Where he came from was Harvard, steeped in Keynesian economics. (Part of the paradox of Keynesians is that they view themselves as the saviors of capitalism.) Looking into it further, I found that Sachs had subsequently abandoned his confidence in free markets as evidenced by his more recent work in developmental economics and "sustainability". He serves as yet another example of the effects of economic pragmatism so painfully illustrated by Bush and others who claim to support the free market, "except when it doesn't work."

During a boom, it's easy for even Keynesians to support the "free market," but upon the arrival of the inevitable bust, they'll cry out for relief via government interventionism. Naomi Klein accuses Milton Friedman and other supporters of capitalism of celebrating disasters as the means to thrust their agenda on the desperate and ignorant masses. As evidenced from all the Keynesians and leftists finding a renewed public platform for their statist agenda, if Klein wants to be consistent, she needs to include them in her accusations.

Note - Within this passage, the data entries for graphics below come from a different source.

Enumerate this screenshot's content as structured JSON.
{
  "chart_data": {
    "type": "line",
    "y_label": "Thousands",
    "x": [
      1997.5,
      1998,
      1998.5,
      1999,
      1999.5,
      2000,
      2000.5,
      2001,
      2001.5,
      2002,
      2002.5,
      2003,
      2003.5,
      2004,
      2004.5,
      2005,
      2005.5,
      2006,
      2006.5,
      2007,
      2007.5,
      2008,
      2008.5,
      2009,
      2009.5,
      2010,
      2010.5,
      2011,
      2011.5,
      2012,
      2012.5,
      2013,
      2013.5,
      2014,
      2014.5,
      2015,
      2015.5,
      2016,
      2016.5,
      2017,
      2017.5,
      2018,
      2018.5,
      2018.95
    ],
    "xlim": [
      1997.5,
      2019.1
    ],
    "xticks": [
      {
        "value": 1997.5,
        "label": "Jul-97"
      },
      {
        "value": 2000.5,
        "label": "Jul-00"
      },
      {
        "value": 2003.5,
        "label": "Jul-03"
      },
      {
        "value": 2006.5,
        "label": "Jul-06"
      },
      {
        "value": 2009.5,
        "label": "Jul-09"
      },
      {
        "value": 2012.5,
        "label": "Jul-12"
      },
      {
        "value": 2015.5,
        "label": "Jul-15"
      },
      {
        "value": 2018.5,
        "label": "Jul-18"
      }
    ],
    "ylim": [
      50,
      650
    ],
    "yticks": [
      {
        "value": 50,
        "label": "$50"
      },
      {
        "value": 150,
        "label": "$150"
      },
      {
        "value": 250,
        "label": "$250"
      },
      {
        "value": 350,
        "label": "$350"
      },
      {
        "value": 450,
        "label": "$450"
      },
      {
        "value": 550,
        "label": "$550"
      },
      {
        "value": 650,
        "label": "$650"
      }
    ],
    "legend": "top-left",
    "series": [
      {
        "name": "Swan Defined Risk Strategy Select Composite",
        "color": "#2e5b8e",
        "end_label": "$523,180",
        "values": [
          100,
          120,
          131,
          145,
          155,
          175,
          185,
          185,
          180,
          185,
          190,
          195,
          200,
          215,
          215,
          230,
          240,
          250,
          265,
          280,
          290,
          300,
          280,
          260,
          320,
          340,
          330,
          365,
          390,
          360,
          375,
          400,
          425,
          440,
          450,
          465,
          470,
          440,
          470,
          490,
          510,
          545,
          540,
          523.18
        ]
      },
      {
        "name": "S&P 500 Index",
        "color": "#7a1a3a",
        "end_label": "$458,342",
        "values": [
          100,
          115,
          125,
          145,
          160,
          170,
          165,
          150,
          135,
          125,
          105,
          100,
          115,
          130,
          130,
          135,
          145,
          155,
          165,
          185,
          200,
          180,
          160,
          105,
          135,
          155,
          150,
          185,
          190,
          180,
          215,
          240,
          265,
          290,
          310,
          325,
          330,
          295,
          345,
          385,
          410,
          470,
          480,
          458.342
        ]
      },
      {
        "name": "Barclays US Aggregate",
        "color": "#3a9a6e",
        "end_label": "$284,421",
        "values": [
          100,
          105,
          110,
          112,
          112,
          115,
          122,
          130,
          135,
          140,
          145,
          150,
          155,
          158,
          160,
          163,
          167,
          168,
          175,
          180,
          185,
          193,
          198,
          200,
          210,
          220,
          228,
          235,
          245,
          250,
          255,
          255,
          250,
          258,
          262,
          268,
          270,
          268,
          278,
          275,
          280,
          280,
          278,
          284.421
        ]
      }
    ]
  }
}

But I disagree with Klein that attempts to promote one's ideas in times of crisis is an act deserving of condemnation. It is precisely when things go wrong that we need to take a fresh look at things, reexamine our assumptions and attempt to deepen our understanding of the underlying principles. Friedman correctly identified this response to disasters and the importance of ideas in the search for solutions:

Only a crisis--actual or perceived--produces real change. When that crisis occurs, the actions that are taken depend on the ideas that are lying around. That I believe, is our basic function: to develop alternatives to existing policies, to keep them alive and available until the politically impossible become the politically inevitable.1

I think what we are seeing now is the result of the fact that economics is so poorly understood by the general public--and the understanding which does exist is an uncritical acceptance of the basics ideas of Keynes. This should be no surprise since authors like Samuelson and Norhaus, or McConnell and Brue (who espouse Keynesian principles without adequate presentation of the critiques offered by the Austrian school of economics) dominate the market for introductory economic texts. Without an understanding of basic economic principles and controversies, the intelligent citizen is significantly handicapped when trying to understand and analyze economic events, in times of crisis or otherwise. This ignorance leads to intellectual vulnerability.

Without the proper principles to serve as an anchor, the pendulum continues to swing --and the commanding heights2 remain up for grabs.



1. Friedman, Milton, Capitalism and Freedom, Chicago: University Press, 1982, ix
2. Explanation of the term "commanding heights" from The Commanding Heights, Daniel Yergin and Joseph Stanislaw, Touchstone, 1998: In a speech on Nov. 13, 1922 to the Fourth Congress of the Communist International, Lenin defended the inclusion of private property into his New Economic Plan by explaining the state would continue to control the " 'commanding heights,' the most important elements of the economy." This meant "government control of the strategic parts of the national economy, its major enterprises and industries." For the Soviet Union, this meant outright ownership. "In the United States, government exerted control over the commanding heights not through ownership but rather through economic regulation, giving rise to a special American brand of regulatory capitalism."

1 comment:

Anonymous said...

Great blog, Beth. I am in complete agreement with your last paragraph (especially since it rings so close to home with my and economic learning experiences).

I like seeing you write and elaborate more!

However, I suppose that you are my competitor now (in subject matter, only) as I had planned to take a stab at Sachs, this weekend. When I received that issue in the mail this past weekend and saw the title of that article - a big grin hit my face.